PBS pro email: PBS Job Id: 9795419.pbs Job Name: G1_largefile Execution terminated Exit_status=271 resources_used.cpupercent=116 resources_used.cput=84:00:11 resources_used.mem=1768205664kb resources_used.ncpus=25 resources_used.vmem=61506612168kb resources_used.walltime=72:01:50

MASHUOA commented 3 years ago

HI, Xiwei, According to the progress message we had, you may have finished the PCA analysis. Can you find some new figures in the specific sample ID folder? In the parameter setting, please change the Thread to 8 or less. The segmentation repeatedly uses parallel processing; we are using socket RAM mode here, so the RAM will duplicate the memory each time parallel processing was called. Meanwhile, I think you need to config the preprocess as below preprocess=list(force_preprocess=FALSE, use_preprocessRDS=TRUE, smoothSignal=list(method="gaussian"), reduceBaseline=list(method="locmin"), peakPick=list(method="Default"), peakAlign=list(tolerance=5, units="ppm"), peakFilter=list(freq.min=0.15), normalize=list(method=c("rms","tic","reference")[1],mz=1))

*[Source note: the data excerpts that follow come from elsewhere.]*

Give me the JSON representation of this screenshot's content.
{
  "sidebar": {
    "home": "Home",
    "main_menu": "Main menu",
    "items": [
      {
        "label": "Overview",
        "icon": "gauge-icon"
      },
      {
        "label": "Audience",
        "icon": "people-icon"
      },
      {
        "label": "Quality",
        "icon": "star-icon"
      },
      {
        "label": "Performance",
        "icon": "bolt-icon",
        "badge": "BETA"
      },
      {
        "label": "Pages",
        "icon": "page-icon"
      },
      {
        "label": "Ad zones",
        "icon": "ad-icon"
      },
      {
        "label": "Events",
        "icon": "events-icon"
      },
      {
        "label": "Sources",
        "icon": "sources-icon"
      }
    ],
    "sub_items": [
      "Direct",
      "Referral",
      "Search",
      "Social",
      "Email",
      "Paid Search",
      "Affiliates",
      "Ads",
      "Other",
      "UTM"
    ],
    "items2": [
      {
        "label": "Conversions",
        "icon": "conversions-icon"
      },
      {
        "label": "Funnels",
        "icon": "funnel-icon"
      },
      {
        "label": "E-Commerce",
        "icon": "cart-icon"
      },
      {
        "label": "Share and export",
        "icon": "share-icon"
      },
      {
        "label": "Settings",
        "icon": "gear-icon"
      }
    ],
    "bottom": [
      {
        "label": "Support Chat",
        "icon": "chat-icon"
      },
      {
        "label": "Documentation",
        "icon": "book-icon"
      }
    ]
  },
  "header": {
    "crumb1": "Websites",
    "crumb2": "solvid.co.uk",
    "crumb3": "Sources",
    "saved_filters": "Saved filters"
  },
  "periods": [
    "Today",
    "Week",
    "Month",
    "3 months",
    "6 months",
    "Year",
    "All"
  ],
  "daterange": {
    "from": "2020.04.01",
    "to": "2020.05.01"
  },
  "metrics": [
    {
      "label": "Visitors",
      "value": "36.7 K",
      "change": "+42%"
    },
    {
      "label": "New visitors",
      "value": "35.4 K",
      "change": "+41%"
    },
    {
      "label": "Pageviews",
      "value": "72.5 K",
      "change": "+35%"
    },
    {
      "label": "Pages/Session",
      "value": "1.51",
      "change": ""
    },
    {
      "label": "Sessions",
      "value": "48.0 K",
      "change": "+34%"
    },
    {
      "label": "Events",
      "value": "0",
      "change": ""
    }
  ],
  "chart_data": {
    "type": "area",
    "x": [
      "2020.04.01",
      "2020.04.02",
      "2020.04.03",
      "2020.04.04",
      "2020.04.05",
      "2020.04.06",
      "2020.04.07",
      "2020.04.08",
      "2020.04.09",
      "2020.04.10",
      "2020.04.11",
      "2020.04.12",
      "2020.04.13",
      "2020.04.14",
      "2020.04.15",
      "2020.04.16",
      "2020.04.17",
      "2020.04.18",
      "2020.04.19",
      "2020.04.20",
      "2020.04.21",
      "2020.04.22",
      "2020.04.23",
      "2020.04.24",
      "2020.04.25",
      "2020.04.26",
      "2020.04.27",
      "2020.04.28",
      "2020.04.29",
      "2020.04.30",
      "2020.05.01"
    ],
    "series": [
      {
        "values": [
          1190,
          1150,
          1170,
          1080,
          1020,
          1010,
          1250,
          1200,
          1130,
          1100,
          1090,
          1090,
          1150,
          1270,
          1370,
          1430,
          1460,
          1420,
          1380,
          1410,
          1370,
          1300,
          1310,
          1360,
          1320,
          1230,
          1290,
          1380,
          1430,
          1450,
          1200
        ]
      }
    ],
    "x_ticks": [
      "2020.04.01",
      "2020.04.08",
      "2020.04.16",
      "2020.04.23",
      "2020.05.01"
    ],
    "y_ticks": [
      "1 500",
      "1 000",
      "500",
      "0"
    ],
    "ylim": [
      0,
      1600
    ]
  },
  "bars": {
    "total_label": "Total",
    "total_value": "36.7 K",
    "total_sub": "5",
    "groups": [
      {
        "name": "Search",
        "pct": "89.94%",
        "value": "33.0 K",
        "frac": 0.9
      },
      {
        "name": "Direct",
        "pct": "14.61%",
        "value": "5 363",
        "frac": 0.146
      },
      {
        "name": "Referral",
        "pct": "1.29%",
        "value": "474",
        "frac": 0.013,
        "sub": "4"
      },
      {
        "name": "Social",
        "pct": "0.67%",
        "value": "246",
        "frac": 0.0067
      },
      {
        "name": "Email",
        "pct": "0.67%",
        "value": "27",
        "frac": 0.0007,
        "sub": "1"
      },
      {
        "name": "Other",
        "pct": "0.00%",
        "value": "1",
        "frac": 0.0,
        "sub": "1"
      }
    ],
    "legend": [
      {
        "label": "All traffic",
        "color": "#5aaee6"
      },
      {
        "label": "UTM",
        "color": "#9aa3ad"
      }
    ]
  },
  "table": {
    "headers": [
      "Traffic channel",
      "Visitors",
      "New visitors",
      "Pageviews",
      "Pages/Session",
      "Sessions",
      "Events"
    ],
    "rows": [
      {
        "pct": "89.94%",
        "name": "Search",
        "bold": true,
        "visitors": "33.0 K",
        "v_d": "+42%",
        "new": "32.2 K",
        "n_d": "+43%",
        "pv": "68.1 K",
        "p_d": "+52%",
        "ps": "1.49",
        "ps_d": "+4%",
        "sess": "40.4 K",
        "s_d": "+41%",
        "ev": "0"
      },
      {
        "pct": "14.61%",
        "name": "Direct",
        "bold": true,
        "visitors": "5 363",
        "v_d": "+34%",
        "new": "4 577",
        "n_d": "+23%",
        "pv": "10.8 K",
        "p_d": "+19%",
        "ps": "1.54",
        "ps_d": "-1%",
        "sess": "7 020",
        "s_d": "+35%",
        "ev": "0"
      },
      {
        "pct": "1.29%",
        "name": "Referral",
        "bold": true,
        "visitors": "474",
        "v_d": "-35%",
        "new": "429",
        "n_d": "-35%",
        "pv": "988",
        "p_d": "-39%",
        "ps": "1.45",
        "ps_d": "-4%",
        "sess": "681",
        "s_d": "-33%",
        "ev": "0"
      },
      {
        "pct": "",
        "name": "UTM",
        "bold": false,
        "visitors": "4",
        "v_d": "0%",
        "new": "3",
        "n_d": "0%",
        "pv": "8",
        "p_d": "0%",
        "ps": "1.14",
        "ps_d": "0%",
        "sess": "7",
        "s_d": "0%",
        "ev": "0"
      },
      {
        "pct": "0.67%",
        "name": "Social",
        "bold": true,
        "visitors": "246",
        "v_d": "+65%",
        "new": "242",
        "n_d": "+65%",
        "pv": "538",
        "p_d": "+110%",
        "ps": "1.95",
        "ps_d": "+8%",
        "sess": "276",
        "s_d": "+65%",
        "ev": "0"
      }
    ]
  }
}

peakAlign$tolerance=5 to exclude potential m/z drift within your dataset (I'm not sure if that was a problem in your data, but since peak alignment yields ~60K features, I believe some features are not well-aligned. I've added a new argument peakFilter=list(freq.min=0.15). It's only applied to the data for statistical analysis. I found you want to segment the images into 2 parts, and this setting will ensure every feature considered in the segmentation will be found at 85% pixels of the whole image. That will make the segmentation more effective and fast. You may need to update the package in your singularity again.